Design changes that matter
OnePlus seems to have taken nearly every common complaint about the OnePlus Watch 2 and addressed them on the OnePlus Watch 3. Center to that is the digital crown which actually works as a rotating digital crown this time around. Last year's OnePlus Watch 2 curiously featured a crown that rotated but didn't function as more than just a button.
This year's crown doesn't just rotate to scroll through menus, though. It has a phenomenal design that's far more comfortable to use than the one on the Pixel Watch 3. Not only is it larger and more pronounced than that watch's design, but it's textured and offset at a 45-degree angle.
Quite literally everything about this design is better than what Google offers, and it even has top-notch haptic quality to boot. It's a massive improvement that, again, adds up to make me actually want to use this watch every day over any other smartwatch.
The display has been slightly enlarged without affecting watch size by reducing bezels, and the plain bezel from the first watch has been swapped out with a sportier bezel that I think just looks nicer. It's an LTPO AMOLED display with the same emitting material and eye care features as the OnePlus 13, so you won't have to squint to see it in the sun.

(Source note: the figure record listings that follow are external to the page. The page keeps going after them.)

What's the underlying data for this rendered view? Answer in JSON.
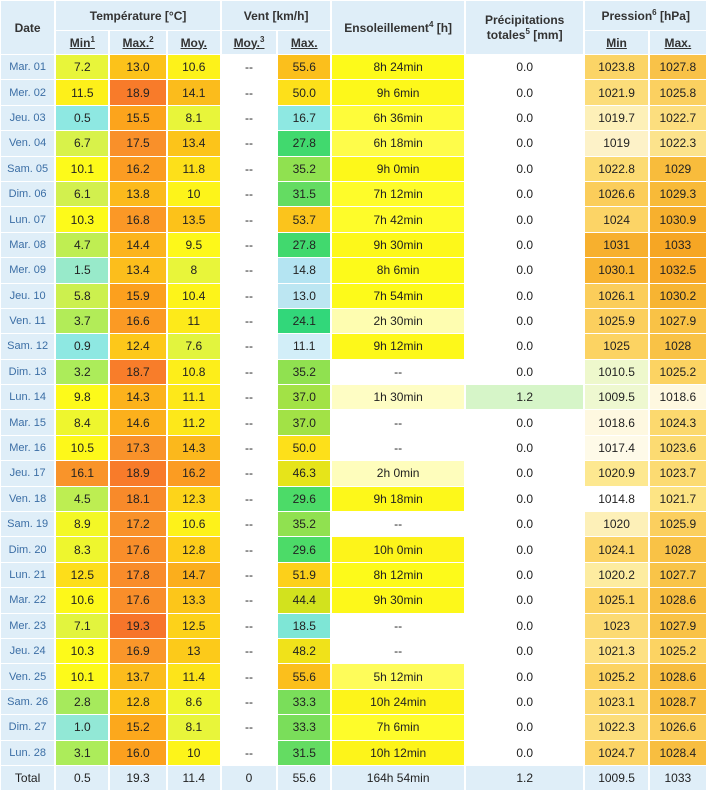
{
  "headers": {
    "date": "Date",
    "temperature": "Température [°C]",
    "vent": "Vent [km/h]",
    "ensoleillement": "Ensoleillement",
    "ensoleillement_sup": "4",
    "ensoleillement_unit": " [h]",
    "precip_line1": "Précipitations",
    "precip_line2": "totales",
    "precip_sup": "5",
    "precip_unit": " [mm]",
    "pression": "Pression",
    "pression_sup": "6",
    "pression_unit": " [hPa]",
    "t_min": "Min",
    "t_min_sup": "1",
    "t_max": "Max.",
    "t_max_sup": "2",
    "t_moy": "Moy.",
    "v_moy": "Moy.",
    "v_moy_sup": "3",
    "v_max": "Max.",
    "p_min": "Min",
    "p_max": "Max."
  },
  "colors": {
    "header_bg": "#dfeef8",
    "date_text": "#3b6ea5"
  },
  "rows": [
    {
      "date": "Mar. 01",
      "tmin": "7.2",
      "tmax": "13.0",
      "tmoy": "10.6",
      "vmoy": "--",
      "vmax": "55.6",
      "sun": "8h 24min",
      "precip": "0.0",
      "pmin": "1023.8",
      "pmax": "1027.8",
      "c": [
        "#e8f53a",
        "#fcc21a",
        "#fdf21a",
        "#ffffff",
        "#fbbf1c",
        "#fdfa1a",
        "#ffffff",
        "#fbd466",
        "#f9c248"
      ]
    },
    {
      "date": "Mer. 02",
      "tmin": "11.5",
      "tmax": "18.9",
      "tmoy": "14.1",
      "vmoy": "--",
      "vmax": "50.0",
      "sun": "9h 6min",
      "precip": "0.0",
      "pmin": "1021.9",
      "pmax": "1025.8",
      "c": [
        "#fdf01a",
        "#f87b2a",
        "#fbbc1c",
        "#ffffff",
        "#fde01a",
        "#fdf81a",
        "#ffffff",
        "#fcdd7a",
        "#fbd060"
      ]
    },
    {
      "date": "Jeu. 03",
      "tmin": "0.5",
      "tmax": "15.5",
      "tmoy": "8.1",
      "vmoy": "--",
      "vmax": "16.7",
      "sun": "6h 36min",
      "precip": "0.0",
      "pmin": "1019.7",
      "pmax": "1022.7",
      "c": [
        "#8ee8e2",
        "#fca41c",
        "#e8f53a",
        "#ffffff",
        "#8ee8e2",
        "#fefc3a",
        "#ffffff",
        "#fdf0b8",
        "#fcde7e"
      ]
    },
    {
      "date": "Ven. 04",
      "tmin": "6.7",
      "tmax": "17.5",
      "tmoy": "13.4",
      "vmoy": "--",
      "vmax": "27.8",
      "sun": "6h 18min",
      "precip": "0.0",
      "pmin": "1019",
      "pmax": "1022.3",
      "c": [
        "#d8f24a",
        "#f9902a",
        "#fcc41a",
        "#ffffff",
        "#41d96e",
        "#fefc4a",
        "#ffffff",
        "#fdf2c8",
        "#fce38c"
      ]
    },
    {
      "date": "Sam. 05",
      "tmin": "10.1",
      "tmax": "16.2",
      "tmoy": "11.8",
      "vmoy": "--",
      "vmax": "35.2",
      "sun": "9h 0min",
      "precip": "0.0",
      "pmin": "1022.8",
      "pmax": "1029",
      "c": [
        "#fdfa1a",
        "#fb9c22",
        "#fde01a",
        "#ffffff",
        "#90e150",
        "#fdf81a",
        "#ffffff",
        "#fcdb72",
        "#f8bc3c"
      ]
    },
    {
      "date": "Dim. 06",
      "tmin": "6.1",
      "tmax": "13.8",
      "tmoy": "10",
      "vmoy": "--",
      "vmax": "31.5",
      "sun": "7h 12min",
      "precip": "0.0",
      "pmin": "1026.6",
      "pmax": "1029.3",
      "c": [
        "#d2f04e",
        "#fcba1c",
        "#fdf41a",
        "#ffffff",
        "#64dc62",
        "#fefc2a",
        "#ffffff",
        "#fbcd5a",
        "#f8ba38"
      ]
    },
    {
      "date": "Lun. 07",
      "tmin": "10.3",
      "tmax": "16.8",
      "tmoy": "13.5",
      "vmoy": "--",
      "vmax": "53.7",
      "sun": "7h 42min",
      "precip": "0.0",
      "pmin": "1024",
      "pmax": "1030.9",
      "c": [
        "#fdfa1a",
        "#fb9826",
        "#fcc21a",
        "#ffffff",
        "#fbc41c",
        "#fefc2a",
        "#ffffff",
        "#fcd466",
        "#f7b02e"
      ]
    },
    {
      "date": "Mar. 08",
      "tmin": "4.7",
      "tmax": "14.4",
      "tmoy": "9.5",
      "vmoy": "--",
      "vmax": "27.8",
      "sun": "9h 30min",
      "precip": "0.0",
      "pmin": "1031",
      "pmax": "1033",
      "c": [
        "#bfee52",
        "#fcb41c",
        "#fdf81a",
        "#ffffff",
        "#41d96e",
        "#fdf81a",
        "#ffffff",
        "#f7b02e",
        "#f6a624"
      ]
    },
    {
      "date": "Mer. 09",
      "tmin": "1.5",
      "tmax": "13.4",
      "tmoy": "8",
      "vmoy": "--",
      "vmax": "14.8",
      "sun": "8h 6min",
      "precip": "0.0",
      "pmin": "1030.1",
      "pmax": "1032.5",
      "c": [
        "#98eaca",
        "#fcbe1c",
        "#e8f53a",
        "#ffffff",
        "#b4e4f2",
        "#fdfa1a",
        "#ffffff",
        "#f8b432",
        "#f7a828"
      ]
    },
    {
      "date": "Jeu. 10",
      "tmin": "5.8",
      "tmax": "15.9",
      "tmoy": "10.4",
      "vmoy": "--",
      "vmax": "13.0",
      "sun": "7h 54min",
      "precip": "0.0",
      "pmin": "1026.1",
      "pmax": "1030.2",
      "c": [
        "#ccf04e",
        "#fca01e",
        "#fdf41a",
        "#ffffff",
        "#bce6f2",
        "#fdfa1a",
        "#ffffff",
        "#fbcd5a",
        "#f7b432"
      ]
    },
    {
      "date": "Ven. 11",
      "tmin": "3.7",
      "tmax": "16.6",
      "tmoy": "11",
      "vmoy": "--",
      "vmax": "24.1",
      "sun": "2h 30min",
      "precip": "0.0",
      "pmin": "1025.9",
      "pmax": "1027.9",
      "c": [
        "#b2ec58",
        "#fb9a24",
        "#fdea1a",
        "#ffffff",
        "#32d77a",
        "#fefdb0",
        "#ffffff",
        "#fbcf5e",
        "#f9c246"
      ]
    },
    {
      "date": "Sam. 12",
      "tmin": "0.9",
      "tmax": "12.4",
      "tmoy": "7.6",
      "vmoy": "--",
      "vmax": "11.1",
      "sun": "9h 12min",
      "precip": "0.0",
      "pmin": "1025",
      "pmax": "1028",
      "c": [
        "#8ee8e2",
        "#fdc81a",
        "#e2f43e",
        "#ffffff",
        "#d2eef8",
        "#fdf81a",
        "#ffffff",
        "#fcd362",
        "#f9c246"
      ]
    },
    {
      "date": "Dim. 13",
      "tmin": "3.2",
      "tmax": "18.7",
      "tmoy": "10.8",
      "vmoy": "--",
      "vmax": "35.2",
      "sun": "--",
      "precip": "0.0",
      "pmin": "1010.5",
      "pmax": "1025.2",
      "c": [
        "#acec5a",
        "#f87d2a",
        "#fdee1a",
        "#ffffff",
        "#90e150",
        "#ffffff",
        "#ffffff",
        "#eef8cc",
        "#fcd362"
      ]
    },
    {
      "date": "Lun. 14",
      "tmin": "9.8",
      "tmax": "14.3",
      "tmoy": "11.1",
      "vmoy": "--",
      "vmax": "37.0",
      "sun": "1h 30min",
      "precip": "1.2",
      "pmin": "1009.5",
      "pmax": "1018.6",
      "c": [
        "#fdfa1a",
        "#fcb21c",
        "#fde81a",
        "#ffffff",
        "#a2e246",
        "#fefdc4",
        "#d6f5c8",
        "#eef8d0",
        "#fef8e0"
      ]
    },
    {
      "date": "Mar. 15",
      "tmin": "8.4",
      "tmax": "14.6",
      "tmoy": "11.2",
      "vmoy": "--",
      "vmax": "37.0",
      "sun": "--",
      "precip": "0.0",
      "pmin": "1018.6",
      "pmax": "1024.3",
      "c": [
        "#eef62e",
        "#fcb01c",
        "#fde81a",
        "#ffffff",
        "#a2e246",
        "#ffffff",
        "#ffffff",
        "#fef8e0",
        "#fcd96e"
      ]
    },
    {
      "date": "Mer. 16",
      "tmin": "10.5",
      "tmax": "17.3",
      "tmoy": "14.3",
      "vmoy": "--",
      "vmax": "50.0",
      "sun": "--",
      "precip": "0.0",
      "pmin": "1017.4",
      "pmax": "1023.6",
      "c": [
        "#fdf81a",
        "#f9922a",
        "#fbb81c",
        "#ffffff",
        "#fde01a",
        "#ffffff",
        "#ffffff",
        "#fefae8",
        "#fcdb72"
      ]
    },
    {
      "date": "Jeu. 17",
      "tmin": "16.1",
      "tmax": "18.9",
      "tmoy": "16.2",
      "vmoy": "--",
      "vmax": "46.3",
      "sun": "2h 0min",
      "precip": "0.0",
      "pmin": "1020.9",
      "pmax": "1023.7",
      "c": [
        "#f9942a",
        "#f87b2a",
        "#fb9c22",
        "#ffffff",
        "#e6e41a",
        "#fefdbc",
        "#ffffff",
        "#fde890",
        "#fcdb72"
      ]
    },
    {
      "date": "Ven. 18",
      "tmin": "4.5",
      "tmax": "18.1",
      "tmoy": "12.3",
      "vmoy": "--",
      "vmax": "29.6",
      "sun": "9h 18min",
      "precip": "0.0",
      "pmin": "1014.8",
      "pmax": "1021.7",
      "c": [
        "#bdee52",
        "#f88a2a",
        "#fdd41a",
        "#ffffff",
        "#4cdb68",
        "#fdf81a",
        "#ffffff",
        "#ffffff",
        "#fde484"
      ]
    },
    {
      "date": "Sam. 19",
      "tmin": "8.9",
      "tmax": "17.2",
      "tmoy": "10.6",
      "vmoy": "--",
      "vmax": "35.2",
      "sun": "--",
      "precip": "0.0",
      "pmin": "1020",
      "pmax": "1025.9",
      "c": [
        "#f3f826",
        "#f9922a",
        "#fdf21a",
        "#ffffff",
        "#90e150",
        "#ffffff",
        "#ffffff",
        "#fdf0b8",
        "#fbcf5e"
      ]
    },
    {
      "date": "Dim. 20",
      "tmin": "8.3",
      "tmax": "17.6",
      "tmoy": "12.8",
      "vmoy": "--",
      "vmax": "29.6",
      "sun": "10h 0min",
      "precip": "0.0",
      "pmin": "1024.1",
      "pmax": "1028",
      "c": [
        "#eef62e",
        "#f98e2a",
        "#fdcc1a",
        "#ffffff",
        "#4cdb68",
        "#fdf41a",
        "#ffffff",
        "#fcd466",
        "#f9c246"
      ]
    },
    {
      "date": "Lun. 21",
      "tmin": "12.5",
      "tmax": "17.8",
      "tmoy": "14.7",
      "vmoy": "--",
      "vmax": "51.9",
      "sun": "8h 12min",
      "precip": "0.0",
      "pmin": "1020.2",
      "pmax": "1027.7",
      "c": [
        "#fdde1a",
        "#f98c2a",
        "#fbae1c",
        "#ffffff",
        "#fcd01a",
        "#fdfa1a",
        "#ffffff",
        "#fdeca0",
        "#f9c448"
      ]
    },
    {
      "date": "Mar. 22",
      "tmin": "10.6",
      "tmax": "17.6",
      "tmoy": "13.3",
      "vmoy": "--",
      "vmax": "44.4",
      "sun": "9h 30min",
      "precip": "0.0",
      "pmin": "1025.1",
      "pmax": "1028.6",
      "c": [
        "#fdf81a",
        "#f98e2a",
        "#fcc61a",
        "#ffffff",
        "#d2e21e",
        "#fdf81a",
        "#ffffff",
        "#fcd362",
        "#f8be40"
      ]
    },
    {
      "date": "Mer. 23",
      "tmin": "7.1",
      "tmax": "19.3",
      "tmoy": "12.5",
      "vmoy": "--",
      "vmax": "18.5",
      "sun": "--",
      "precip": "0.0",
      "pmin": "1023",
      "pmax": "1027.9",
      "c": [
        "#e2f43e",
        "#f7752a",
        "#fdd21a",
        "#ffffff",
        "#7ee6d6",
        "#ffffff",
        "#ffffff",
        "#fcda72",
        "#f9c246"
      ]
    },
    {
      "date": "Jeu. 24",
      "tmin": "10.3",
      "tmax": "16.9",
      "tmoy": "13",
      "vmoy": "--",
      "vmax": "48.2",
      "sun": "--",
      "precip": "0.0",
      "pmin": "1021.3",
      "pmax": "1025.2",
      "c": [
        "#fdfa1a",
        "#fa962a",
        "#fcca1a",
        "#ffffff",
        "#f0e21a",
        "#ffffff",
        "#ffffff",
        "#fde184",
        "#fcd362"
      ]
    },
    {
      "date": "Ven. 25",
      "tmin": "10.1",
      "tmax": "13.7",
      "tmoy": "11.4",
      "vmoy": "--",
      "vmax": "55.6",
      "sun": "5h 12min",
      "precip": "0.0",
      "pmin": "1025.2",
      "pmax": "1028.6",
      "c": [
        "#fdfa1a",
        "#fcbc1c",
        "#fde41a",
        "#ffffff",
        "#fbbf1c",
        "#fefc5a",
        "#ffffff",
        "#fcd362",
        "#f8be40"
      ]
    },
    {
      "date": "Sam. 26",
      "tmin": "2.8",
      "tmax": "12.8",
      "tmoy": "8.6",
      "vmoy": "--",
      "vmax": "33.3",
      "sun": "10h 24min",
      "precip": "0.0",
      "pmin": "1023.1",
      "pmax": "1028.7",
      "c": [
        "#a6ea5c",
        "#fcc21a",
        "#eef62e",
        "#ffffff",
        "#7ade5a",
        "#fdf41a",
        "#ffffff",
        "#fcda72",
        "#f8be40"
      ]
    },
    {
      "date": "Dim. 27",
      "tmin": "1.0",
      "tmax": "15.2",
      "tmoy": "8.1",
      "vmoy": "--",
      "vmax": "33.3",
      "sun": "7h 6min",
      "precip": "0.0",
      "pmin": "1022.3",
      "pmax": "1026.6",
      "c": [
        "#92e8d6",
        "#fca81c",
        "#e8f53a",
        "#ffffff",
        "#7ade5a",
        "#fefc2a",
        "#ffffff",
        "#fcdd7a",
        "#fbcd5a"
      ]
    },
    {
      "date": "Lun. 28",
      "tmin": "3.1",
      "tmax": "16.0",
      "tmoy": "10",
      "vmoy": "--",
      "vmax": "31.5",
      "sun": "10h 12min",
      "precip": "0.0",
      "pmin": "1024.7",
      "pmax": "1028.4",
      "c": [
        "#acec5a",
        "#fca01e",
        "#fdf41a",
        "#ffffff",
        "#64dc62",
        "#fdf41a",
        "#ffffff",
        "#fcd466",
        "#f8be40"
      ]
    }
  ],
  "totals": {
    "label": "Total",
    "tmin": "0.5",
    "tmax": "19.3",
    "tmoy": "11.4",
    "vmoy": "0",
    "vmax": "55.6",
    "sun": "164h 54min",
    "precip": "1.2",
    "pmin": "1009.5",
    "pmax": "1033"
  }
}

The 2200-nit brightness is fully driven by DC dimming, meaning this watch is actually safe to use for PWM-sensitive folks. No PWM dimming is used at any brightness level, even when AOD is enabled. That's absolutely fantastic, as it means this display is comfortable for everyone to use and, ultimately, better for your eyes in the long term than Galaxy and Pixel watches.
Looking forward
I'm incredibly impressed with the OnePlus Watch 3 after using it for more than a week. I didn't feel this way about the OnePlus Watch 2 and it's great to see OnePlus address so many complaints in a single generation.
Over the next few weeks, I'll be testing sleep data accuracy, how well the watch compiles all health data into a local AI-driven report, how well the watch holds up to the rigors of gym life, and how much better the new GPS chip is. I'll also be pairing the watch with a OnePlus 13 to check out some OnePlus-exclusive features, like the video control feature in the image above. There's a lot to look forward to!
The OnePlus Watch 3 fixes the mistakes of previous generations and adds next-level fitness tracking stats, revolutionary battery life and charging speed, a brilliant eye-friendly AMOLED display, and Wear OS 5 features you're going to love.